Oil extraction from Madhuca longifolia (J. Konig) J.F. Macbr seeds and evaluation of physico-chemical properties, fatty acid profile, antioxidant potential and sensory characteristics. (29)


  • Mihiri Munasinghe Department of Food Science & Technology, University of Sri Jayewardenepura, Gangodawila, Nugegoda, Sri Lanka
  • Jagath Wansapala


Madhuca longifolia, seed oil, fatty acid profile, radical scavenging activity


Oil from Madhuca longifolia seed kernel was extracted with 3 methods as Soxhlet extraction, pressing and the combined method (pressing + solvent extraction). Soxhlet extraction with n-Hexane gave the highest yield with 52.22±0.63%. The yield of pressing method was 25.95±0.82%. Combined method yielded 43.73±0.86%. Physico-chemical properties of extracted oil were determined and compared with coconut oil. Saponification value obtained was 182.79±1.49 mg KOH/g. Obtained iodine value was 56.28±0.69 g I2/100g. Determined peroxide value and acid value were 2.78±0.01 meq/kg and 3.55±0.03 mg KOH/g respectively. Melting point was recorded as 33.33±0.24 ºC. Smoke point, specific gravity and refractive index were 169.66±1.25 ºC, 0.9272±0.00 at 25 ºC and 1.4672±0.00 respectively. GC-MS analysis of fatty acid profile gave oleic (48.31%), stearic acid (24.50%) palmitic (19.12%) and linoleic (5.11%) as the major fatty acids. Several new fatty acid types that were not reported in the previous studies were identified.
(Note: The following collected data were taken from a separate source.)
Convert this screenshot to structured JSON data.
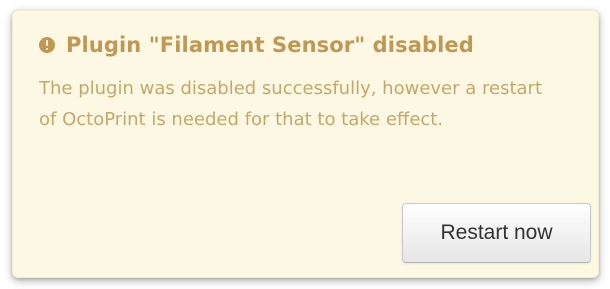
{
  "notification": {
    "icon": "exclamation-circle-icon",
    "title": "Plugin \"Filament Sensor\" disabled",
    "message": "The plugin was disabled successfully, however a restart of OctoPrint is needed for that to take effect.",
    "action_label": "Restart now",
    "colors": {
      "background": "#fcf8e3",
      "text": "#c09853"
    }
  }
}
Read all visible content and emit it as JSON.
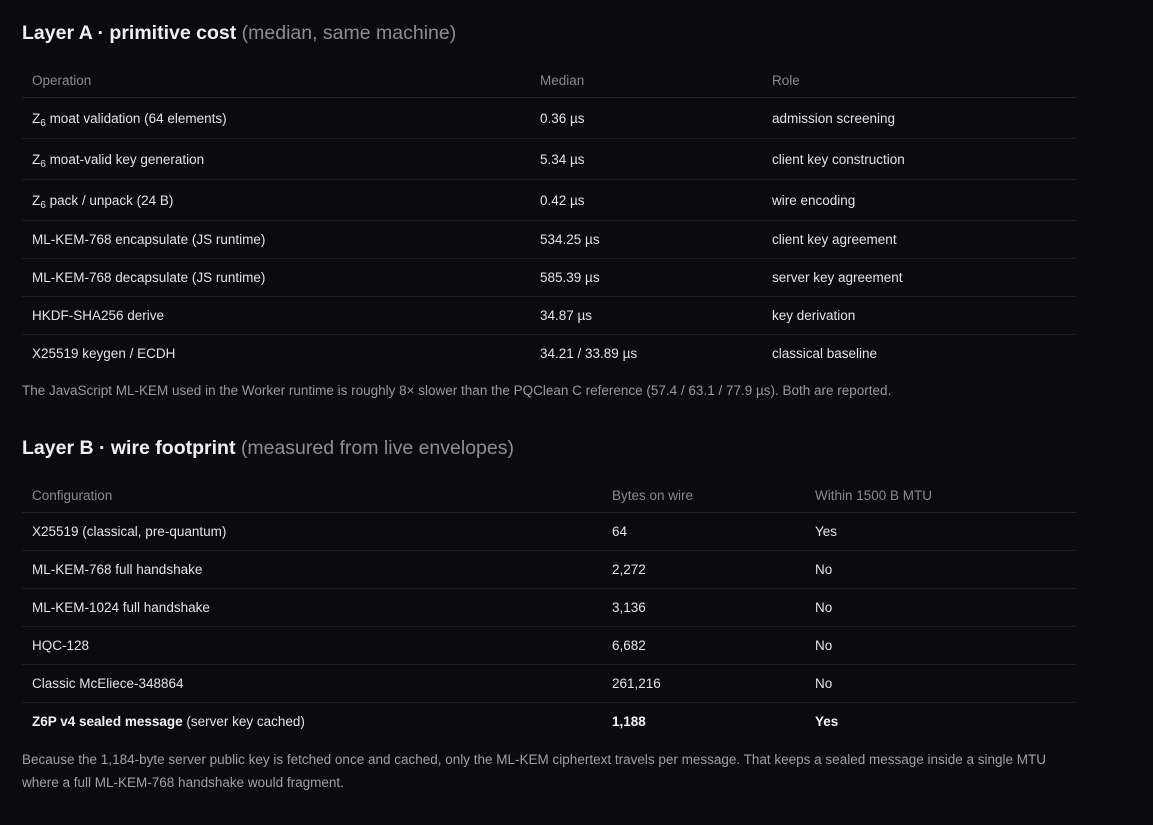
{
  "layer_a": {
    "title": "Layer A · primitive cost",
    "subtitle": "(median, same machine)",
    "columns": [
      "Operation",
      "Median",
      "Role"
    ],
    "rows": [
      {
        "prefix": "Z",
        "sub": "6",
        "operation": " moat validation (64 elements)",
        "median": "0.36 µs",
        "role": "admission screening"
      },
      {
        "prefix": "Z",
        "sub": "6",
        "operation": " moat-valid key generation",
        "median": "5.34 µs",
        "role": "client key construction"
      },
      {
        "prefix": "Z",
        "sub": "6",
        "operation": " pack / unpack (24 B)",
        "median": "0.42 µs",
        "role": "wire encoding"
      },
      {
        "operation": "ML-KEM-768 encapsulate (JS runtime)",
        "median": "534.25 µs",
        "role": "client key agreement"
      },
      {
        "operation": "ML-KEM-768 decapsulate (JS runtime)",
        "median": "585.39 µs",
        "role": "server key agreement"
      },
      {
        "operation": "HKDF-SHA256 derive",
        "median": "34.87 µs",
        "role": "key derivation"
      },
      {
        "operation": "X25519 keygen / ECDH",
        "median": "34.21 / 33.89 µs",
        "role": "classical baseline"
      }
    ],
    "note": "The JavaScript ML-KEM used in the Worker runtime is roughly 8× slower than the PQClean C reference (57.4 / 63.1 / 77.9 µs). Both are reported."
  },
  "layer_b": {
    "title": "Layer B · wire footprint",
    "subtitle": "(measured from live envelopes)",
    "columns": [
      "Configuration",
      "Bytes on wire",
      "Within 1500 B MTU"
    ],
    "rows": [
      {
        "config": "X25519 (classical, pre-quantum)",
        "bytes": "64",
        "mtu": "Yes"
      },
      {
        "config": "ML-KEM-768 full handshake",
        "bytes": "2,272",
        "mtu": "No"
      },
      {
        "config": "ML-KEM-1024 full handshake",
        "bytes": "3,136",
        "mtu": "No"
      },
      {
        "config": "HQC-128",
        "bytes": "6,682",
        "mtu": "No"
      },
      {
        "config": "Classic McEliece-348864",
        "bytes": "261,216",
        "mtu": "No"
      },
      {
        "config_bold": "Z6P v4 sealed message",
        "config": " (server key cached)",
        "bytes": "1,188",
        "mtu": "Yes"
      }
    ],
    "note": "Because the 1,184-byte server public key is fetched once and cached, only the ML-KEM ciphertext travels per message. That keeps a sealed message inside a single MTU where a full ML-KEM-768 handshake would fragment."
  }
}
They are palmitoleic acid (C16:0), margaric acid (C17:0), nonadecylic acid (C19:0), cis-gondoic acid (C20:1), lignoceric acid (C24:0), and cerotic acid (C26:0). Another new fact discovered through this study was the considerably low amount of linoleic acid (5.11%) compared to the previous studies (9.4 to 15.4%). When M. longifolia seed oil and coconut oil (unrefined) were compared upon their radical scavenging activity (RSA) towards the stable 1, 1-diphenyl-2-picrylhydrazyl (DPPH) radical, M. longifolia seed oil exhibited bit weaker RSA than coconut oil. Taste, odor, mouth feel and organoleptic acceptability were tested with a sensory evaluation. Even though there was a little negative effect of M. longifolia seed oil on the taste of deep-fat fried French fries, other tested sensory attributes including odor, mouth feel and overall acceptability were acceptable. When foods prepared by stir frying method, there was no significant difference between two samples prepared with M. longifolia seed oil and coconut oil for all the tested sensory attributes.